4La recherche scientifique et l’innovation technologique sont principalement permises par deux modèles économiques distincts : d’une part, la recherche institutionnelle, subventionnée par l’État ; d’autre part, la section recherche et développement des entreprises, réservée à la création de solutions commercialisables. Pour le premier, les sujets de recherche des institutions sont dépendants des programmes de subvention ; pour le second, les entreprises ne peuvent explorer qu’un nombre réduit de problèmes et sont conditionnées par leur objectif marchand. Entre ces deux mondes, il est un espace immense où l’on trouve les problèmes non ou sous-explorés, les communautés d’entraide (locales et en ligne), mais aussi les alternatives open source à des solutions propriétaires. Si les approches participatives de la recherche et de l’innovation ne sont pas nouvelles, elles étaient restreintes à seulement quelques niches comme le crowdsourcing[3]. La période de crise sanitaire, sociale et climatique que nous vivons nous pousse à agir de manière inclusive, en nous appuyant sur une intelligence collective fondée sur une logique collaborative pour la création de communs scientifiques et technologiques. En une période où la méthode scientifique est souvent absente des débats de société, cela nous invite à revoir profondément la cohérence de nos entreprises et de nos institutions.
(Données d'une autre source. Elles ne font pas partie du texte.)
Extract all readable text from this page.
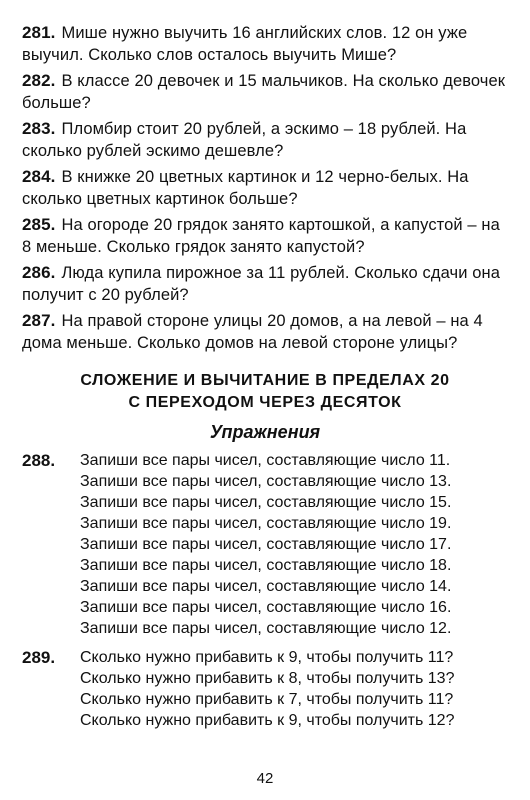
281. Мише нужно выучить 16 английских слов. 12 он уже выучил. Сколько слов осталось выучить Мише?
282. В классе 20 девочек и 15 мальчиков. На сколько девочек больше?
283. Пломбир стоит 20 рублей, а эскимо – 18 рублей. На сколько рублей эскимо дешевле?
284. В книжке 20 цветных картинок и 12 черно-белых. На сколько цветных картинок больше?
285. На огороде 20 грядок занято картошкой, а капустой – на 8 меньше. Сколько грядок занято капустой?
286. Люда купила пирожное за 11 рублей. Сколько сдачи она получит с 20 рублей?
287. На правой стороне улицы 20 домов, а на левой – на 4 дома меньше. Сколько домов на левой стороне улицы?
СЛОЖЕНИЕ И ВЫЧИТАНИЕ В ПРЕДЕЛАХ 20
С ПЕРЕХОДОМ ЧЕРЕЗ ДЕСЯТОК
Упражнения
288.	Запиши все пары чисел, составляющие число 11.
Запиши все пары чисел, составляющие число 13.
Запиши все пары чисел, составляющие число 15.
Запиши все пары чисел, составляющие число 19.
Запиши все пары чисел, составляющие число 17.
Запиши все пары чисел, составляющие число 18.
Запиши все пары чисел, составляющие число 14.
Запиши все пары чисел, составляющие число 16.
Запиши все пары чисел, составляющие число 12.
289.	Сколько нужно прибавить к 9, чтобы получить 11?
Сколько нужно прибавить к 8, чтобы получить 13?
Сколько нужно прибавить к 7, чтобы получить 11?
Сколько нужно прибавить к 9, чтобы получить 12?
42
Les démarches ouvertes et participatives de l’innovation ouvrent une voie pour explorer des solutions à des maux sous-représentés à travers des communautés ouvertes de savoirs et de compétences, avec l’espoir d’un regain de confiance envers la science et une innovation au service de tous et de la planète.

Notes

  • [1]
    Les biohackers étudient la biologie et la génétique hors du cadre académique, gouvernemental ou commercial, selon une approche ouverte comparable à celle des hackers informatiques.
  • [2]
    Les logiciels dits en open source sont des logiciels dont le code source peut être lu, étudié, modifié et redistribué par tous. Ils sont le fruit d’une collaboration entre programmeurs et sont mis à la disposition du grand public.
  • [3]
    Le terme crowdsourcing est une contraction de crowd (« foule ») et outsourcing (« sous-traitance »). Il désigne le fait qu’une entreprise ou une institution externalise une mission, sous la forme d’un appel ouvert, pour qu’elle soit réalisée par une multitude de personnes en même temps. L’exemple emblématique de crowdsourcing est l’encyclopédie en ligne Wikipédia, alimentée par des internautes bénévoles.